Unqualified subject matter experts, ie politicians, under the influence of money-toting corporate lobbyists should not be leading any effort to overhaul our health care system. If politicians are serious about reform, then have a logical apolitical process. We have a dozen major health care plans around the world to benchmark. Where is the benchmarking? Incredibly there isn't any. That is completely unacceptable. A few years ago Taiwan benchmarked global health care systems and the deemed the U.S. system not even worth of consideration because it was so bad. I saw the interview with a Taiwan official and he literally laughed when asked why they didn't look at America's health care system. And now the same parties influencing the existing system are deciding on a new system? Why not turn the process over to a special committee of nonpartisan subject matter experts as we highlighted before. This is not a methodical process managed by experts. This is a process dictated by monied interests. That nearly guarantees us any plan will either be bad, awful or terrible.
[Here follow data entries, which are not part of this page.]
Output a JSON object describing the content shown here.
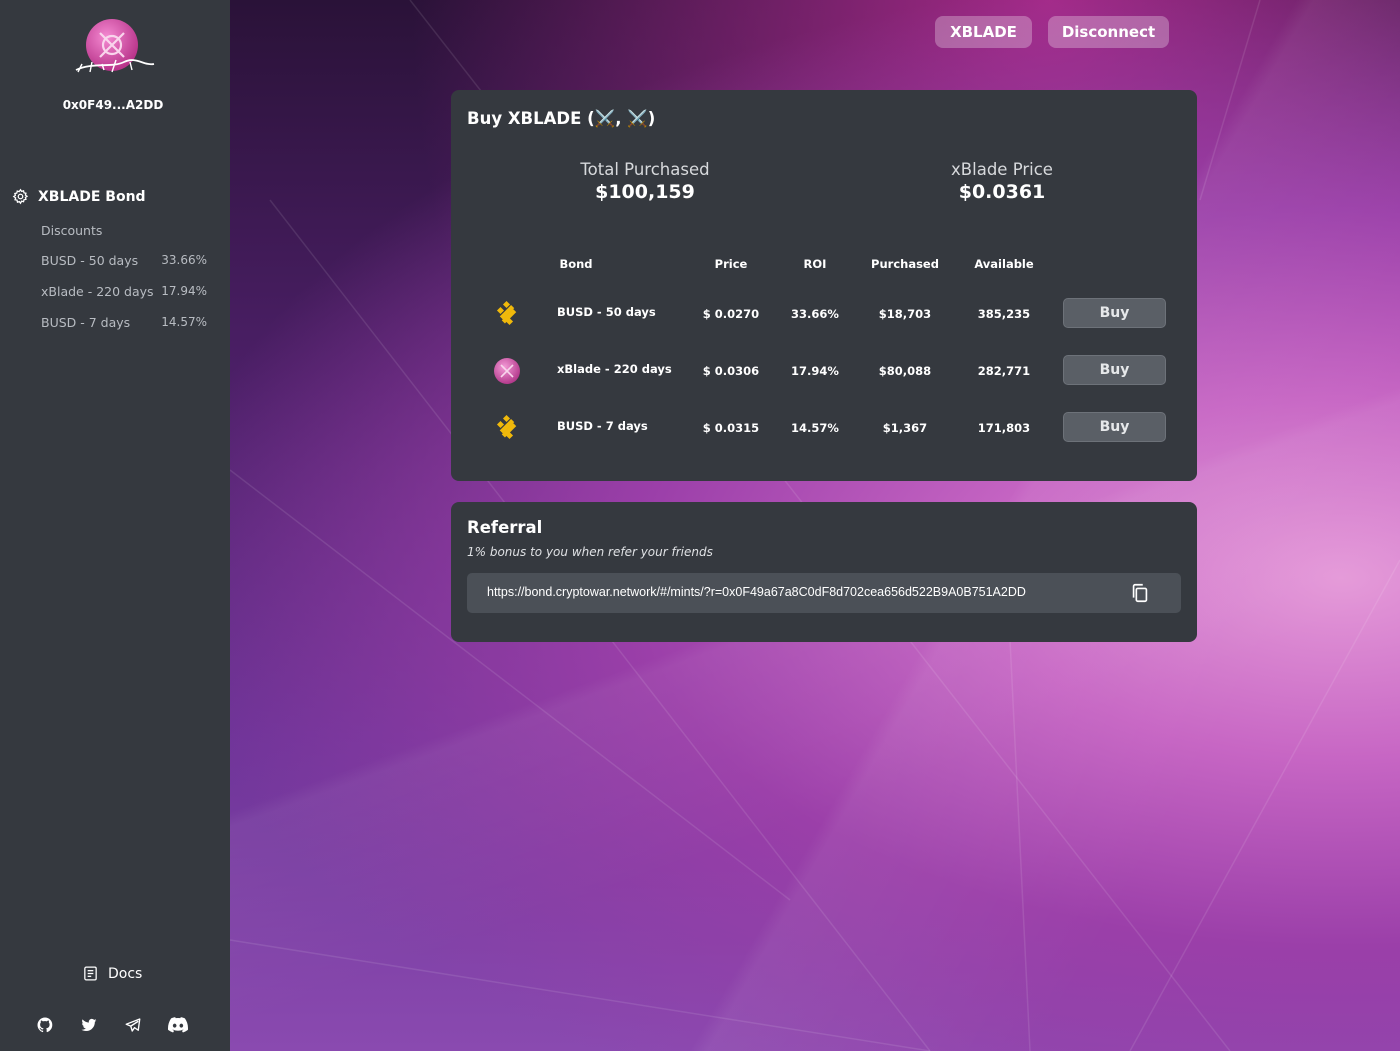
{
  "sidebar": {
    "wallet": "0x0F49...A2DD",
    "nav_title": "XBLADE Bond",
    "discounts_label": "Discounts",
    "discounts": [
      {
        "name": "BUSD - 50 days",
        "pct": "33.66%"
      },
      {
        "name": "xBlade - 220 days",
        "pct": "17.94%"
      },
      {
        "name": "BUSD - 7 days",
        "pct": "14.57%"
      }
    ],
    "docs_label": "Docs",
    "socials": [
      "github-icon",
      "twitter-icon",
      "telegram-icon",
      "discord-icon"
    ]
  },
  "header": {
    "token_button": "XBLADE",
    "disconnect_button": "Disconnect"
  },
  "buy_card": {
    "title": "Buy XBLADE (⚔️, ⚔️)",
    "total_purchased_label": "Total Purchased",
    "total_purchased_value": "$100,159",
    "price_label": "xBlade Price",
    "price_value": "$0.0361",
    "columns": [
      "Bond",
      "Price",
      "ROI",
      "Purchased",
      "Available"
    ],
    "rows": [
      {
        "icon": "busd-icon",
        "bond": "BUSD - 50 days",
        "price": "$  0.0270",
        "roi": "33.66%",
        "purchased": "$18,703",
        "available": "385,235",
        "action": "Buy"
      },
      {
        "icon": "xblade-icon",
        "bond": "xBlade - 220 days",
        "price": "$  0.0306",
        "roi": "17.94%",
        "purchased": "$80,088",
        "available": "282,771",
        "action": "Buy"
      },
      {
        "icon": "busd-icon",
        "bond": "BUSD - 7 days",
        "price": "$  0.0315",
        "roi": "14.57%",
        "purchased": "$1,367",
        "available": "171,803",
        "action": "Buy"
      }
    ]
  },
  "referral": {
    "title": "Referral",
    "subtitle": "1% bonus to you when refer your friends",
    "url": "https://bond.cryptowar.network/#/mints/?r=0x0F49a67a8C0dF8d702cea656d522B9A0B751A2DD"
  },
  "colors": {
    "sidebar": "#35393f",
    "card": "#35393f",
    "busd": "#f0b90b",
    "xblade": "#d44fa6"
  }
}
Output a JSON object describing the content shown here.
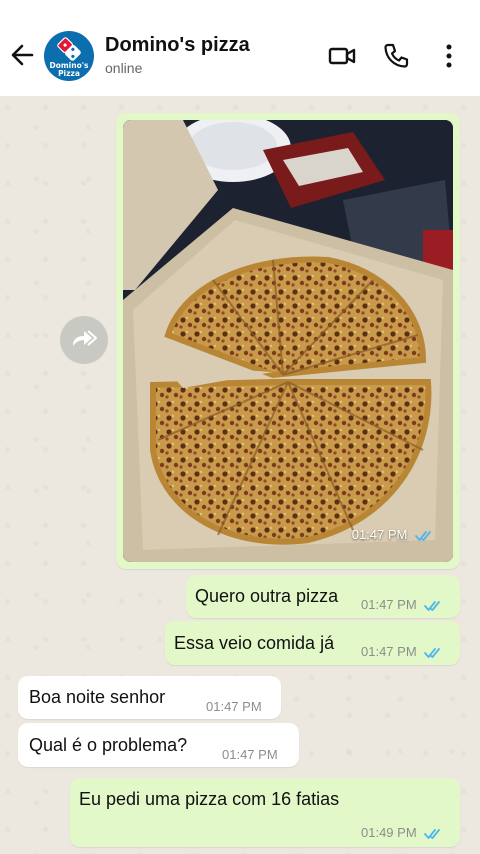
{
  "header": {
    "contact_name": "Domino's pizza",
    "status": "online",
    "logo_line1": "Domino's",
    "logo_line2": "Pizza",
    "icons": [
      "back-arrow-icon",
      "video-call-icon",
      "phone-icon",
      "more-vert-icon"
    ]
  },
  "messages": [
    {
      "direction": "out",
      "type": "image",
      "image_desc": "pizza-in-box",
      "time": "01:47 PM",
      "read": true
    },
    {
      "direction": "out",
      "text": "Quero outra pizza",
      "time": "01:47 PM",
      "read": true
    },
    {
      "direction": "out",
      "text": "Essa veio comida já",
      "time": "01:47 PM",
      "read": true
    },
    {
      "direction": "in",
      "text": "Boa noite senhor",
      "time": "01:47 PM"
    },
    {
      "direction": "in",
      "text": "Qual é o problema?",
      "time": "01:47 PM"
    },
    {
      "direction": "out",
      "text": "Eu pedi uma pizza com 16 fatias",
      "time": "01:49 PM",
      "read": true
    }
  ],
  "colors": {
    "outgoing_bubble": "#e3f8c8",
    "incoming_bubble": "#ffffff",
    "read_ticks": "#4fb6ec",
    "avatar_bg": "#0b6eae"
  }
}
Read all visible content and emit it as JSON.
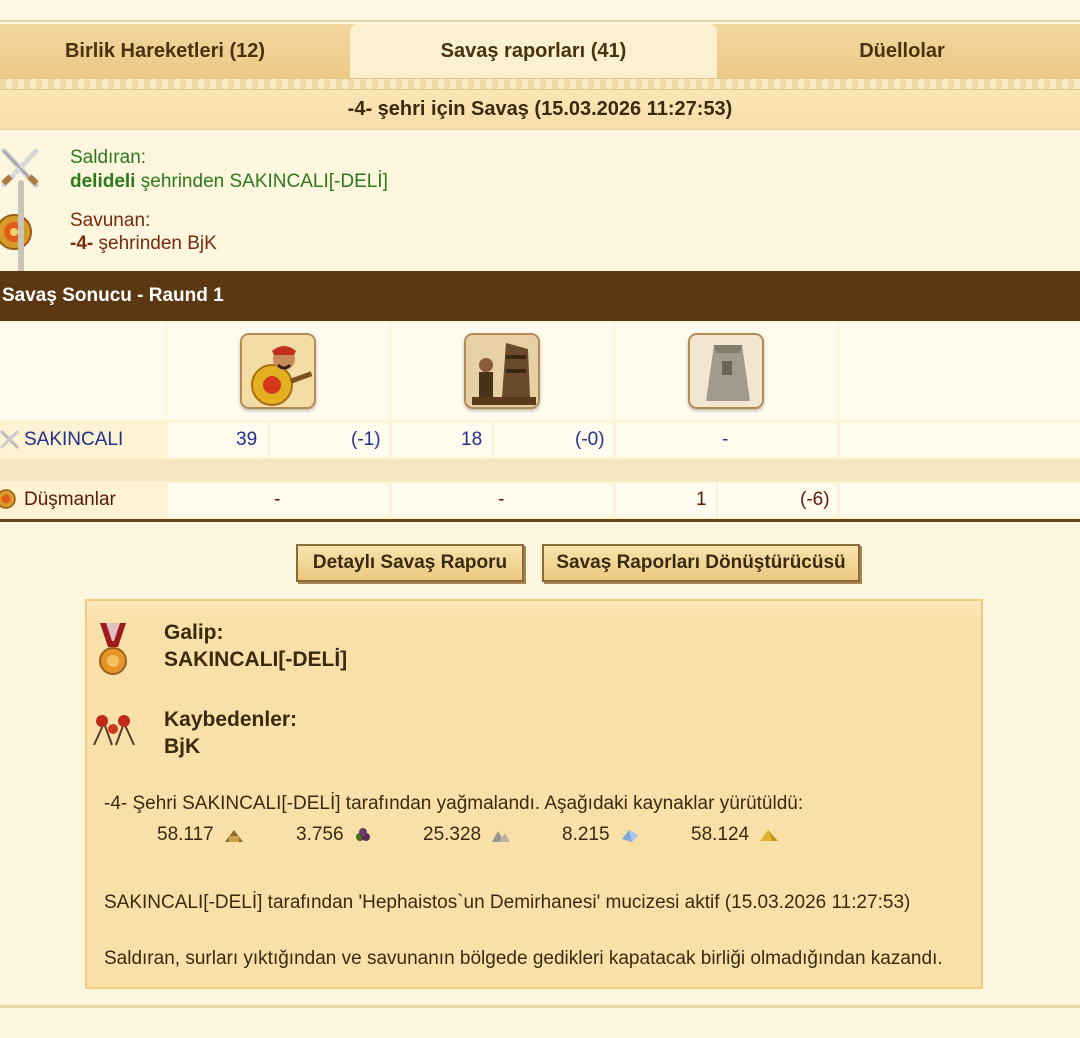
{
  "tabs": [
    {
      "label": "Birlik Hareketleri (12)"
    },
    {
      "label": "Savaş raporları (41)"
    },
    {
      "label": "Düellolar"
    }
  ],
  "report_title": "-4- şehri için Savaş (15.03.2026 11:27:53)",
  "attacker": {
    "heading": "Saldıran:",
    "player": "delideli",
    "city_text": "şehrinden SAKINCALI[-DELİ]"
  },
  "defender": {
    "heading": "Savunan:",
    "player": "-4-",
    "city_text": "şehrinden BjK"
  },
  "result_heading": "Savaş Sonucu - Raund 1",
  "units": [
    "hoplite-unit",
    "siege-unit",
    "wall-unit"
  ],
  "rows": {
    "own": {
      "name": "SAKINCALI",
      "u1_count": "39",
      "u1_loss": "(-1)",
      "u2_count": "18",
      "u2_loss": "(-0)",
      "u3_count": "-"
    },
    "enemy": {
      "name": "Düşmanlar",
      "u1_count": "-",
      "u2_count": "-",
      "u3_count": "1",
      "u3_loss": "(-6)"
    }
  },
  "buttons": {
    "detailed": "Detaylı Savaş Raporu",
    "converter": "Savaş Raporları Dönüştürücüsü"
  },
  "summary": {
    "winner_label": "Galip:",
    "winner": "SAKINCALI[-DELİ]",
    "losers_label": "Kaybedenler:",
    "losers": "BjK",
    "pillage_text": "-4- Şehri SAKINCALI[-DELİ] tarafından yağmalandı. Aşağıdaki kaynaklar yürütüldü:",
    "resources": [
      {
        "amount": "58.117",
        "icon": "wood-icon"
      },
      {
        "amount": "3.756",
        "icon": "wine-icon"
      },
      {
        "amount": "25.328",
        "icon": "marble-icon"
      },
      {
        "amount": "8.215",
        "icon": "crystal-icon"
      },
      {
        "amount": "58.124",
        "icon": "sulfur-icon"
      }
    ],
    "wonder_text": "SAKINCALI[-DELİ] tarafından 'Hephaistos`un Demirhanesi' mucizesi aktif (15.03.2026 11:27:53)",
    "reason_text": "Saldıran, surları yıktığından ve savunanın bölgede gedikleri kapatacak birliği olmadığından kazandı."
  },
  "colors": {
    "accent_bar": "#5b3712",
    "attacker_green": "#2a7a1a",
    "defender_red": "#7a2a0a",
    "link_blue": "#22308a"
  }
}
To label anyone who dissents as a troublemaker is really an attempt at marginalizing dissent. Hooting and howling at politicians as we see in this session is not lacking it manners. It is letting our elected representatives experience our displeasure and that we do not trust their generally vacuous remarks. Has anyone ever seen British parliament operate? There's plenty of hooting and howling.

The people of this country generally want health care reform. The polls show it is clearly so. But, when it is being decided by cronyism and corruption, the American people are surely going to have a reaction based on lack of trust or suspicion. As they should. As they do.

Government has proven for a long time it is not to be trusted. Should government reform itself and actually prove it desires to do what it in the best interests of the people, then confidence in government will return. The bond of trust is broken. The confidence game is over. The sooner politicians realize this, the quicker we can get down to business of restoring trust through actionable change across a wide multitude of government policy. A good start would be to repeal corporate personhood, ban associated corporate lobbying and mandate publicly funded elections not controlled by any particular party and monied lobbyists. Of course, there is another potential outcome as well. That many of these life-long politicians won't have a job in the future. I can find nothing more American than that.